Передняя пассажирская дверь открылась.
В машину села Анна с корзиночкой еды, издававшей великолепный запах.
– Долли сказала, что вы, вероятно, проголодались, – сказала она, закрывая дверь. – Меня послали к вам с едой и составить вам компанию, пока вы едите.
Пино улыбнулся:
– Приказ генерала?
– Приказ Долли, – сказала Анна, оглядываясь. – Я думаю, вам удобнее будет есть на заднем сиденье.
– Это территория генерала.
– Он занят в спальне Долли, – сказала она, вылезла из машины, открыла заднюю дверь и села. – Он там надолго, если не на всю ночь.
Пино рассмеялся, распахнул дверь, выскочил под дождь и уселся сзади. Анна поставила корзиночку на то место, где обычно стоял саквояж генерала. Она зажгла маленькую свечку и установила ее на тарелку. В подмигивающем пламени свечи салон машины казался золотистым. Анна сняла полотенце с корзинки, и Пино увидел две куриные ножки, свежий хлеб, настоящее масло и стакан с красным вином.
– Я спасен, – сказал Пино, и Анна рассмеялась.
В другой ситуации он, вероятно, не сводил бы с нее глаз, когда она смеялась, но сейчас голод так мучил его, что он только усмехнулся и набросился на еду. Но он не забывал задавать ей вопросы. Оказалось, что Анна приехала из Триеста, работает на Долли уже четырнадцать месяцев, работу она получила через знакомого, который увидел объявление Долли в газете.

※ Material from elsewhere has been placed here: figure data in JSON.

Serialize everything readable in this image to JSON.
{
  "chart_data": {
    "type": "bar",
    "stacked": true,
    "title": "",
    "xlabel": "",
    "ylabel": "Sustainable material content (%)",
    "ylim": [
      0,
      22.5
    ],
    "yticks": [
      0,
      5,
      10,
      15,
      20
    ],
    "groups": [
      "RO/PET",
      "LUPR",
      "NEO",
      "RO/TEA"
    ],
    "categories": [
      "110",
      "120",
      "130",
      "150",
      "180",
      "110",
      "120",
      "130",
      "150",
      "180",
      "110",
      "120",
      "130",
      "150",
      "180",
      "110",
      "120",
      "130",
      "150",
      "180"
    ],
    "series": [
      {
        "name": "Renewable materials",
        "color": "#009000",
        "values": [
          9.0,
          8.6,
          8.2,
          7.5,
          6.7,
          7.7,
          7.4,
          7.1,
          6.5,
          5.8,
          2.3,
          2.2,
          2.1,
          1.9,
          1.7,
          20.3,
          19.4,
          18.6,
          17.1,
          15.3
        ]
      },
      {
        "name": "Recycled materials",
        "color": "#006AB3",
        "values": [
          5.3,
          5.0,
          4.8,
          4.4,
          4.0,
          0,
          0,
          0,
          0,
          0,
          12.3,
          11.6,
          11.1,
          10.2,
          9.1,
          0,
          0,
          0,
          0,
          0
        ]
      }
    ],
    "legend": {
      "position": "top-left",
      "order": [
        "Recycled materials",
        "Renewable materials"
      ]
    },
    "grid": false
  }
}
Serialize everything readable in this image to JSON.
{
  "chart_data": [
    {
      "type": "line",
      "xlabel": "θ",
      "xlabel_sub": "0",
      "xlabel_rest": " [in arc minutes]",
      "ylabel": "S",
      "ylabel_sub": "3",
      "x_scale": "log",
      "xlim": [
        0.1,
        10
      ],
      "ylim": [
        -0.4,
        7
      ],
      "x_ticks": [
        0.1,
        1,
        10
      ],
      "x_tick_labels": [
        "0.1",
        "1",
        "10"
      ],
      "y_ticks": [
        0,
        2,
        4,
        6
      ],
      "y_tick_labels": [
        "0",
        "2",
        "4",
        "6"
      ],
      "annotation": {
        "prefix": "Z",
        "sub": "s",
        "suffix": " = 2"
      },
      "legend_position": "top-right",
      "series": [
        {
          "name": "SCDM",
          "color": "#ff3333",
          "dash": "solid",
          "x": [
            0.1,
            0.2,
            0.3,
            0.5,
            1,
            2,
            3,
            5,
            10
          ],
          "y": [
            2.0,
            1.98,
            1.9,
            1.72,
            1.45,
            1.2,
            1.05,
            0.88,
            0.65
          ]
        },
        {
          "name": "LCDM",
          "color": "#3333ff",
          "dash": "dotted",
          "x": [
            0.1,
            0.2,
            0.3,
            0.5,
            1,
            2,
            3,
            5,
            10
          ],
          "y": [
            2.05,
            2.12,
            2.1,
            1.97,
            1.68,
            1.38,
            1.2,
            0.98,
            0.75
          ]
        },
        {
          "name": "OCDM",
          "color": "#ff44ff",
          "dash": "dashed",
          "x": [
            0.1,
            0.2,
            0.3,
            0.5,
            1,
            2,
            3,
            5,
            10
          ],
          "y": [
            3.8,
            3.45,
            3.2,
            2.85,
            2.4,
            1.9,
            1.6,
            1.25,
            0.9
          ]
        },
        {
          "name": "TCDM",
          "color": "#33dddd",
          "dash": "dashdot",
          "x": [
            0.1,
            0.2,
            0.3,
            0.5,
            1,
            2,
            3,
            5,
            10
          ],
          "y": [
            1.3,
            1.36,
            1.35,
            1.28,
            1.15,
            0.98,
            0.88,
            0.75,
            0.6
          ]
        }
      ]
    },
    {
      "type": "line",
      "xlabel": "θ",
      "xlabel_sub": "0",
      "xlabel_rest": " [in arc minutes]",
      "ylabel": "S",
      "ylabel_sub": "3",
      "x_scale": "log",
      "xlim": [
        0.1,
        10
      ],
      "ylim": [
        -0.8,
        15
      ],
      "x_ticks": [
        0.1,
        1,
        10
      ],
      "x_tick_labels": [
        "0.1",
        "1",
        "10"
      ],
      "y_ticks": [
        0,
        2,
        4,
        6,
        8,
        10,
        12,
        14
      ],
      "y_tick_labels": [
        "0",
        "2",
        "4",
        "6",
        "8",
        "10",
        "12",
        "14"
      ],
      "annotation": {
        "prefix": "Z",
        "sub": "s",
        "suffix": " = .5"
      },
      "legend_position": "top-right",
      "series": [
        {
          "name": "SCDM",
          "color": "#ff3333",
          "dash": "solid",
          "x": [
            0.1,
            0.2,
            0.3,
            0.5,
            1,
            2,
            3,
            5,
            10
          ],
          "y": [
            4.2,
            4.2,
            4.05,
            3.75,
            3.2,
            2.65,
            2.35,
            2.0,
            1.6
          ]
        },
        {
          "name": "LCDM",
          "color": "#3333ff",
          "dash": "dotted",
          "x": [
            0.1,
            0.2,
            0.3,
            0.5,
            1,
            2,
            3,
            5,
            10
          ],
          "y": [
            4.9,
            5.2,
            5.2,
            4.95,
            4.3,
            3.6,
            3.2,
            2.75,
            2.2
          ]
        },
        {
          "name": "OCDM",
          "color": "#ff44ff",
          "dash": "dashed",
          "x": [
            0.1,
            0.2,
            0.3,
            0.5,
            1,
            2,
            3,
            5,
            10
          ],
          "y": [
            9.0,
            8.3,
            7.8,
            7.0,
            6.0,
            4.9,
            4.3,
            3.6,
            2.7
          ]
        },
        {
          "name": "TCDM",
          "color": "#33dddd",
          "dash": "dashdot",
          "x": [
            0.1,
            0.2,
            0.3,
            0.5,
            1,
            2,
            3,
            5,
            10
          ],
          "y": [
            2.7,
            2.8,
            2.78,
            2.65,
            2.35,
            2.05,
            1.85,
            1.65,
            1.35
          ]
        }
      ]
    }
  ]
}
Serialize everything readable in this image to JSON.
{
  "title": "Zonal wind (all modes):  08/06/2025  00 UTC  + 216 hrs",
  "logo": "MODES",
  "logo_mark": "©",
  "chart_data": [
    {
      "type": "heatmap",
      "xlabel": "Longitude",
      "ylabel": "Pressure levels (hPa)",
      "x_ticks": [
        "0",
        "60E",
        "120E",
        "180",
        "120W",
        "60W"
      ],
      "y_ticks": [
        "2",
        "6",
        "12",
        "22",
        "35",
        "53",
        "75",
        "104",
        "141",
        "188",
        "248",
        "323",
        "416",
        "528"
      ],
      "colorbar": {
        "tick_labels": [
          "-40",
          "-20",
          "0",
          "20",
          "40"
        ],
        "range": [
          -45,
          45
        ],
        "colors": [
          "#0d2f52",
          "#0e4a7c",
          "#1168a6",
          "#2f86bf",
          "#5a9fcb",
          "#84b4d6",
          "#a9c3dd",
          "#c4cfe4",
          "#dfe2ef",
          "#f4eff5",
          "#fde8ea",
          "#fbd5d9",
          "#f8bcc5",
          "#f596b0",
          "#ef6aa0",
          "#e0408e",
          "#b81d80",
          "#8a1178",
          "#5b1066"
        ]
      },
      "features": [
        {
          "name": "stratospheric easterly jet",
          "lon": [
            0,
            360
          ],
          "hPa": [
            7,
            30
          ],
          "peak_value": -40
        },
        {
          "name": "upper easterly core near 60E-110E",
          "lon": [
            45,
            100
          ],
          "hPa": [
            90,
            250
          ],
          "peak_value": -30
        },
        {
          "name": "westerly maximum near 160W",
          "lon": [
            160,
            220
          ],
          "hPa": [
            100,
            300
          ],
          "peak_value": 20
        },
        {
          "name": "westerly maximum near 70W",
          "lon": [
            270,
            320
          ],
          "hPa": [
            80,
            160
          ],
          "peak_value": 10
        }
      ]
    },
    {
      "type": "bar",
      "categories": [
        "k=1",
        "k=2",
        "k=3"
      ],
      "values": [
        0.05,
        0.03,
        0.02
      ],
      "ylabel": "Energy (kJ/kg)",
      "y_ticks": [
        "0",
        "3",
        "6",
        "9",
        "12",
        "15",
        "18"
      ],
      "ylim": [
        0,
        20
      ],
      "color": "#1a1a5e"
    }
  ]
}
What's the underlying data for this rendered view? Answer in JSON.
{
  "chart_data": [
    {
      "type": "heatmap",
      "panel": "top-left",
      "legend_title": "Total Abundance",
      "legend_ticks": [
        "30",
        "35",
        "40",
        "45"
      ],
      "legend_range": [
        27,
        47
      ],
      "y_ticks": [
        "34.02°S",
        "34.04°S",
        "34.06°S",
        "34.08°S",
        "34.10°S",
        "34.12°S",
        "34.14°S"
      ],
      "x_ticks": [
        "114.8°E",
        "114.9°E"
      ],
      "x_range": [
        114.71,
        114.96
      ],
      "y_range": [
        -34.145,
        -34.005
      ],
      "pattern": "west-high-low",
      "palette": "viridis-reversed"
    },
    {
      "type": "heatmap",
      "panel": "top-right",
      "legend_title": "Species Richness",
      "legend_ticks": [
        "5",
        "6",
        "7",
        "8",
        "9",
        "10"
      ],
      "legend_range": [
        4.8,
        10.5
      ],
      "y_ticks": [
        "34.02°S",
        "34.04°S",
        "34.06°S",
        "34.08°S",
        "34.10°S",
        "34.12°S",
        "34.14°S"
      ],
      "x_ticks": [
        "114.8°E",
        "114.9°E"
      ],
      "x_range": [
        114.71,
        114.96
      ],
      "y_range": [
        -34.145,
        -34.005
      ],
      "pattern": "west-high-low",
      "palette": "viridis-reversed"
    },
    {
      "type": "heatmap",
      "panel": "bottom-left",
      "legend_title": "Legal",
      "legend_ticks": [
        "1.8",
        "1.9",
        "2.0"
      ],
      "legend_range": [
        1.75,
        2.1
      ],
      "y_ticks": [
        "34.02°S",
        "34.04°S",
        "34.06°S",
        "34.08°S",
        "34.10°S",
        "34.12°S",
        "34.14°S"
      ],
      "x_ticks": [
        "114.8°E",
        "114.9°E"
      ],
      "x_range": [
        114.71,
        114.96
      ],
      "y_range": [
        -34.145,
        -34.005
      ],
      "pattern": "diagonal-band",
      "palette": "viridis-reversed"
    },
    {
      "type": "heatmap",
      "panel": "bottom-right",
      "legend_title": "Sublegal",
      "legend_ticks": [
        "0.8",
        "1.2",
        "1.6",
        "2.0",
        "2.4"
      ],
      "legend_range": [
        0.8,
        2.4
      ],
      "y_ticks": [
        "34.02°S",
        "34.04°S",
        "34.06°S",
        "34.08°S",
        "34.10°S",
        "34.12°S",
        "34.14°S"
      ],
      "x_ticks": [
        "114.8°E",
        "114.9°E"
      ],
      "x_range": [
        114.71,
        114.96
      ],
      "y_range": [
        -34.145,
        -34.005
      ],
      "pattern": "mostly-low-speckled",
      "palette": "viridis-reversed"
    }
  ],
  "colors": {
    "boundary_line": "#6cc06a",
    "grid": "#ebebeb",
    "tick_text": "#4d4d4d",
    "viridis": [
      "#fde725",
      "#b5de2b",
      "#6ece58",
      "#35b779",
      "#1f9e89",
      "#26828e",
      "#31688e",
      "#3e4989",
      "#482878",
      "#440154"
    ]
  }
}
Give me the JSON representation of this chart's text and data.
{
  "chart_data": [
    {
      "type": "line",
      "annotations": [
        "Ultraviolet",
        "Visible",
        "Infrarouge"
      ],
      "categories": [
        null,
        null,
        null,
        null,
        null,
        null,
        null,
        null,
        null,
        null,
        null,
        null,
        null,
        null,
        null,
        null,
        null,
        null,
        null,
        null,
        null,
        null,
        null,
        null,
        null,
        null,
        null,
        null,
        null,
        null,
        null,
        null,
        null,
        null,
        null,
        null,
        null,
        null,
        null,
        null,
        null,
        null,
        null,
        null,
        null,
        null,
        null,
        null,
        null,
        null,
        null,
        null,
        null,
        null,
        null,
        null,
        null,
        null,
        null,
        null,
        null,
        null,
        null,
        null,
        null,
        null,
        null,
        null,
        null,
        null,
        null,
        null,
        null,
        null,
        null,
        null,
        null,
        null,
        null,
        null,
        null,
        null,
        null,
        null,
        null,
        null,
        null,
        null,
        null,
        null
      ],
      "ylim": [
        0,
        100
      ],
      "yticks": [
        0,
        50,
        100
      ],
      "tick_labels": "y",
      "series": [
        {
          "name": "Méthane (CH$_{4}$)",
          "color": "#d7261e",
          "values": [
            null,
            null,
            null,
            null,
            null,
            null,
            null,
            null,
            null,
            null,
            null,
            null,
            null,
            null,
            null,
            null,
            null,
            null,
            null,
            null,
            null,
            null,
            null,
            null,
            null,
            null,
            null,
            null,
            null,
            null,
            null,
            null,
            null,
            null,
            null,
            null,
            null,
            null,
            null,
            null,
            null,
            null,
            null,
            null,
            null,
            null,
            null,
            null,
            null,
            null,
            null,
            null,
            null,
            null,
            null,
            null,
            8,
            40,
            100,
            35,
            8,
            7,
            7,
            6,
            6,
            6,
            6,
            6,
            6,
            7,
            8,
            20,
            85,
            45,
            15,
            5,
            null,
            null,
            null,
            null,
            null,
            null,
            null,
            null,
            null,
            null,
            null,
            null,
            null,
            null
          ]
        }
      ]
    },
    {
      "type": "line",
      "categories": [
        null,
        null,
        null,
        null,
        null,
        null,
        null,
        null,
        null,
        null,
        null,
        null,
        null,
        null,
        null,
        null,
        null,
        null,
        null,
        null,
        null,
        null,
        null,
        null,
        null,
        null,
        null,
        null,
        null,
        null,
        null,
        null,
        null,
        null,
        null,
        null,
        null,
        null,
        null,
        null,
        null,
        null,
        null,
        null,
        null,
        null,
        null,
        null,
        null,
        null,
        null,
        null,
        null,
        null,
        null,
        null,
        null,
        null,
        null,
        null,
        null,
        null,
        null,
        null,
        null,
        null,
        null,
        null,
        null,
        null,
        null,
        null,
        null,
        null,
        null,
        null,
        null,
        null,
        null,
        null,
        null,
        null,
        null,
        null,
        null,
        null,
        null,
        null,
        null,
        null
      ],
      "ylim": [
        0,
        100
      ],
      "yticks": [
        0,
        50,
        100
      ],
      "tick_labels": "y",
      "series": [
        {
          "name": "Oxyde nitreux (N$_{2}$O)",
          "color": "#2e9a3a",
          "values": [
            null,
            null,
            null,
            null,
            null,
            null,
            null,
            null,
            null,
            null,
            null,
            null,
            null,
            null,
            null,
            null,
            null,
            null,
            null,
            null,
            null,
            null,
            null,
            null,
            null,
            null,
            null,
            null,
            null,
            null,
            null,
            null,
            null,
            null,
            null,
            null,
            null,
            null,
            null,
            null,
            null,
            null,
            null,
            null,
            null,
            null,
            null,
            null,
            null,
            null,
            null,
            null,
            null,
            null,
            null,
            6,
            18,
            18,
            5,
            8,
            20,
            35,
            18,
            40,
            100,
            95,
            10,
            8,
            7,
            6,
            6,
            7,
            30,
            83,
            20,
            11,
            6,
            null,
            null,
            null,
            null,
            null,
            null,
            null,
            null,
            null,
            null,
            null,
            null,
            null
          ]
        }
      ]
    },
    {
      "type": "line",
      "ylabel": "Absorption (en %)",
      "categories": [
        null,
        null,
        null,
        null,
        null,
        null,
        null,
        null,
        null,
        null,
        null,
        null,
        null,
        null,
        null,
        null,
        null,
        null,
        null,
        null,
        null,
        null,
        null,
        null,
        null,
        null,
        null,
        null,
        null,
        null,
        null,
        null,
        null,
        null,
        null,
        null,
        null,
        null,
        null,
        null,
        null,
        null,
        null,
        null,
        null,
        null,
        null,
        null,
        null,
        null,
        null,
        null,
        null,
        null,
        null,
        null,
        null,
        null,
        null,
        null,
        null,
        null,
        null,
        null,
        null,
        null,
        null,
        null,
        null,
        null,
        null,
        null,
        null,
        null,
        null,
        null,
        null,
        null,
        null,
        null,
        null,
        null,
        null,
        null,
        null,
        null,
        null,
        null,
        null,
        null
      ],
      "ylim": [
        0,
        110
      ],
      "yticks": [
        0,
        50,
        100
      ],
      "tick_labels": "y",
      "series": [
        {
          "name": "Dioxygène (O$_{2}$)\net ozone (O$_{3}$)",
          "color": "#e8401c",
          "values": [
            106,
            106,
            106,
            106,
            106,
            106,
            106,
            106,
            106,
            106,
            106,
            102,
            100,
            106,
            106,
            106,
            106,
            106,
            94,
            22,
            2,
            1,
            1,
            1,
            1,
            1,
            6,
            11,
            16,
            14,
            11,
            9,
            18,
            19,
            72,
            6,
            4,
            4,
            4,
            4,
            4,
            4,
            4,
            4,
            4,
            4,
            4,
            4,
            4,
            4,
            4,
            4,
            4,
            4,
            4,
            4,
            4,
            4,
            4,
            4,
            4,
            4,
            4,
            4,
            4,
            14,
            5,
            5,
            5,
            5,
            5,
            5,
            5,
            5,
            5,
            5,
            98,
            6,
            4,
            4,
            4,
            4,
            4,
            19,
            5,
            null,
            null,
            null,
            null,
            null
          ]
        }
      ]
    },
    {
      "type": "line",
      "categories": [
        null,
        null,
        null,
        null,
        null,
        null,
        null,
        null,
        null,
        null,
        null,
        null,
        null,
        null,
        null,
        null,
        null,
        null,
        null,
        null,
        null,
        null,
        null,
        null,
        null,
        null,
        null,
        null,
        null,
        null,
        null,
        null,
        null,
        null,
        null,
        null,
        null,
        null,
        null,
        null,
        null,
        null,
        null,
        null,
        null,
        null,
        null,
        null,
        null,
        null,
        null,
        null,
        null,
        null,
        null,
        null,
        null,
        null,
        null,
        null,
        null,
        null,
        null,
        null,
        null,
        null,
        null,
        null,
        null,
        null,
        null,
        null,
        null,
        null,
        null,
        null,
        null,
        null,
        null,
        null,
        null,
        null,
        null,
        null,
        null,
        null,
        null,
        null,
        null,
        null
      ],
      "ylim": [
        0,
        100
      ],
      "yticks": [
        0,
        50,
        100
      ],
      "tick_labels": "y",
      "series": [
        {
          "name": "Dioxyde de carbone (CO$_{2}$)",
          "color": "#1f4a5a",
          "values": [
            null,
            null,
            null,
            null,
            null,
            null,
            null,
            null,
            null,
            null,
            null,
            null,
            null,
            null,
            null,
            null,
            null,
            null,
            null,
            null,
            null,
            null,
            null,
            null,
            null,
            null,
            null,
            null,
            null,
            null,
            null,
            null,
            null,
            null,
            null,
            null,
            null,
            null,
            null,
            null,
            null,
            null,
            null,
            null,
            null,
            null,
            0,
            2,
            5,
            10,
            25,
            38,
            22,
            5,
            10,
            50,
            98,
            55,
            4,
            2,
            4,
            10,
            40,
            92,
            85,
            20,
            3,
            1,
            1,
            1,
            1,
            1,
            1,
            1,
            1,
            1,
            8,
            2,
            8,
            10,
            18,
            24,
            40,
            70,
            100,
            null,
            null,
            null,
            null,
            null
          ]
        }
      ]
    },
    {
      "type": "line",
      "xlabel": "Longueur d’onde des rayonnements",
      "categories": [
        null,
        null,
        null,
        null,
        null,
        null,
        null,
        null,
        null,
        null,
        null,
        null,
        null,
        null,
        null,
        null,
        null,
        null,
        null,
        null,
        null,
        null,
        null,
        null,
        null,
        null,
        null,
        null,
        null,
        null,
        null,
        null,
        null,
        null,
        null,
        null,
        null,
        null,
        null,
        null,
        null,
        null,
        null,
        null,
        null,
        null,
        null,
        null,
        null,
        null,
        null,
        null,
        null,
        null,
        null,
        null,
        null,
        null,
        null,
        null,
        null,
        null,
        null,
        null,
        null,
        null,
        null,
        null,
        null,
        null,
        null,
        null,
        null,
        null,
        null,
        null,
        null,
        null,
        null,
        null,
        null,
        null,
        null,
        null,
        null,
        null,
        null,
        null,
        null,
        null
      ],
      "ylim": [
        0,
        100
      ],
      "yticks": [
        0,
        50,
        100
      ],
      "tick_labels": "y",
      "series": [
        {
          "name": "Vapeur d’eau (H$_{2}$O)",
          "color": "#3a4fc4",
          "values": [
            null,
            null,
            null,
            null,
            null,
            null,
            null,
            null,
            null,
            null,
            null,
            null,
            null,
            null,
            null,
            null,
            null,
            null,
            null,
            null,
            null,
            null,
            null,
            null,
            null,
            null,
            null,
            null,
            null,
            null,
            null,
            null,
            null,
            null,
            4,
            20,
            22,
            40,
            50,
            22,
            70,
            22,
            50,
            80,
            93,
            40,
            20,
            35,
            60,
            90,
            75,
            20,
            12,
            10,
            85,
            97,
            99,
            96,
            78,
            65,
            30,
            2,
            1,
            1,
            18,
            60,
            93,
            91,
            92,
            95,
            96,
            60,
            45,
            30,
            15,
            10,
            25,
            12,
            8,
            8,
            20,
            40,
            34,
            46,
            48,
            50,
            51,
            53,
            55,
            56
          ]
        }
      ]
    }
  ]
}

– Вы меня просто спасли, – сказал он, заканчивая с едой. – Я был голоден как волк.
Анна рассмеялась:
– То-то, я слышу, за окном кто-то волком воет.
– Это ваше полное имя – Анна? – спросил он.
– Еще меня зовут Анна-Марта.
– И без фамилии?
– Теперь – да, – сказала она, помрачнев и укладывая в корзинку тарелку и приборы. – И вообще, мне пора.
– Постойте. Побудьте со мной еще немного.
Я в жизни не встречал такой красивой и элегантной девушки.
Она отмахнулась от его комплимента, но улыбнулась:
– Вы мне льстите.
– Это правда.
– Сколько вам лет, Пино?
– Достаточно, чтобы носить форму и оружие, – в раздражении ответил он. – Достаточно для того, чтобы заниматься тем, о чем я не могу говорить.
– Например? – заинтересованно спросила она.
– Я не могу говорить об этом, – повторил Пино.
Анна задула свечу, и салон погрузился в темноту.
– Тогда я должна идти.
Прежде чем Пино успел возразить, она вышла из машины и закрыла дверь. Когда Пино выскочил из машины, она уже поднималась по ступенькам к входной двери.
– Buona note, синьорина Анна-Марта, – сказал Пино.
– Доброй ночи, форарбайтер Лелла, – сказала Анна и вошла в дом.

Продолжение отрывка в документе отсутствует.